Using the Prune Command
^^^^^^^^^^^^^^^^^^^^^^^

Here's an example of using the :code:`tlt-prune` command:

.. code::

        tlt-prune -m /workspace/output/weights/resnet_003.tlt \
                             -o /workspace/output/weights/resnet_003_pruned.tlt \
                             -eq union \
                             -pth 0.7 -k $KEY

Re-training the Pruned Model
^^^^^^^^^^^^^^^^^^^^^^^^^^^^

.. _re-training_the_pruned_model:

Once the model has been pruned, there might be a slight decrease in accuracy. This happens
because some previously useful weights may have been removed. In order to regain the accuracy,
NVIDIA recommends that you retrain this pruned model over the same dataset. To do this, use
the :code:`tlt-train` command as documented in :ref:`Training the model <training_the_model>`, with
an updated spec file that points to the newly pruned model as the pretrained model file.

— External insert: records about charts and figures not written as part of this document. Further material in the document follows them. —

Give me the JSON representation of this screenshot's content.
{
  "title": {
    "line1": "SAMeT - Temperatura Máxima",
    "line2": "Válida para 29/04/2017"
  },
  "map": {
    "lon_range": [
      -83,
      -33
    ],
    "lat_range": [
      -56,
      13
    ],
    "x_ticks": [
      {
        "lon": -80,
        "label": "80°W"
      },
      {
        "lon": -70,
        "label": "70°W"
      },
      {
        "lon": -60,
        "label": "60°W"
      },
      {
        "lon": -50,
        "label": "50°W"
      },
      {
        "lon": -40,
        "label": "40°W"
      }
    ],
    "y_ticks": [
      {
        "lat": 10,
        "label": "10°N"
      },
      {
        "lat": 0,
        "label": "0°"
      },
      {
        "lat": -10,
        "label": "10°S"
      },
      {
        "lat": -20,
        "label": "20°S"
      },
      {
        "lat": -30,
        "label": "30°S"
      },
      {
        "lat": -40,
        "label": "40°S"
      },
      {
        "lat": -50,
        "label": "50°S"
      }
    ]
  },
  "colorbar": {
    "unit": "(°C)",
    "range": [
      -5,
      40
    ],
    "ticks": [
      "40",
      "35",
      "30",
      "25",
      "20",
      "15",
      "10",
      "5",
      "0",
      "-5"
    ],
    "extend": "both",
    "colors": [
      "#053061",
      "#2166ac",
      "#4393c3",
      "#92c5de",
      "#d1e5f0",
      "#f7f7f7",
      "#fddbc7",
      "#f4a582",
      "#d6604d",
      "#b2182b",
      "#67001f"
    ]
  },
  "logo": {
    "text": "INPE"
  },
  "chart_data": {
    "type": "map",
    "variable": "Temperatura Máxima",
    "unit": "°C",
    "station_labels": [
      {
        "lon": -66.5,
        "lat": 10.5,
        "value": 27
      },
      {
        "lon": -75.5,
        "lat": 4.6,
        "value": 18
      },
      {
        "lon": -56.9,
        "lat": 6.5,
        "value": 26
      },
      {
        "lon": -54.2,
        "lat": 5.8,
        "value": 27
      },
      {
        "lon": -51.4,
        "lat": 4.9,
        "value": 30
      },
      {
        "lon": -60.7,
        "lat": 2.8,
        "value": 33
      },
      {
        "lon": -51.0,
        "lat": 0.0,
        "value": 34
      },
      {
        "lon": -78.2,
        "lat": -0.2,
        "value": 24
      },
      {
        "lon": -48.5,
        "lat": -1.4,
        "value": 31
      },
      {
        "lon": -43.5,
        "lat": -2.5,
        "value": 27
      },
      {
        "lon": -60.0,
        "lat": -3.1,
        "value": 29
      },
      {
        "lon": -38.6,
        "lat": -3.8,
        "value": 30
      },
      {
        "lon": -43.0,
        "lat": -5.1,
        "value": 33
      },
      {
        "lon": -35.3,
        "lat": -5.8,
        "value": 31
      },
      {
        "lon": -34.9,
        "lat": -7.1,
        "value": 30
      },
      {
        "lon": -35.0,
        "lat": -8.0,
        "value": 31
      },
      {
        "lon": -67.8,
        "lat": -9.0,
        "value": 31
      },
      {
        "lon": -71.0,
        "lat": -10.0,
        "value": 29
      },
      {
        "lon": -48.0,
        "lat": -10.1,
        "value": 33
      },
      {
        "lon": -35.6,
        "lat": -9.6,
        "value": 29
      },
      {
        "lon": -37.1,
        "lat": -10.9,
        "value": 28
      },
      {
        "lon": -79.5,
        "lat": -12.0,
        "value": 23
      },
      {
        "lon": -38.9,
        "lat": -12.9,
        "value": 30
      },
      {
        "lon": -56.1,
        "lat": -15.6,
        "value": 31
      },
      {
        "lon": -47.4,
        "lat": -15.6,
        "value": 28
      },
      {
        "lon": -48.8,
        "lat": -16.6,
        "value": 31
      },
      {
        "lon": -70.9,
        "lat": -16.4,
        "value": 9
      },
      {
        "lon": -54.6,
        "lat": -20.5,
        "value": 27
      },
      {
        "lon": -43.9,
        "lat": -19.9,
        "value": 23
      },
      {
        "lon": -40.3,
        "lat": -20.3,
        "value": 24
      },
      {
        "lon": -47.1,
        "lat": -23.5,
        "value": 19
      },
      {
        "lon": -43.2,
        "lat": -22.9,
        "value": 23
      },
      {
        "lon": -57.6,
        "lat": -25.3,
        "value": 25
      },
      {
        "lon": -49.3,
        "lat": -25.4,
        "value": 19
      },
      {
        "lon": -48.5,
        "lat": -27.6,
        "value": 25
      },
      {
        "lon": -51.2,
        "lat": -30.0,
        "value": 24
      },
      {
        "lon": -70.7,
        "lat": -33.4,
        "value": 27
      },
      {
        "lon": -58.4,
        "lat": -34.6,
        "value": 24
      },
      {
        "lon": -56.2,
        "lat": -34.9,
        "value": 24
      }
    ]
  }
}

Users are advised to turn off the regularizer in the training_config for detectnet to recover
the accuracy when retraining a pruned model. You may do this by setting the regularizer type
to NO_REG as mentioned :ref:`here<trainer>`. All the other parameters may be retained in
the spec file from the previous training.

For detectnet_v2, it is important to set the :code:`load_graph` under :code:`model_config` to
:code:`true` to import the pruned graph.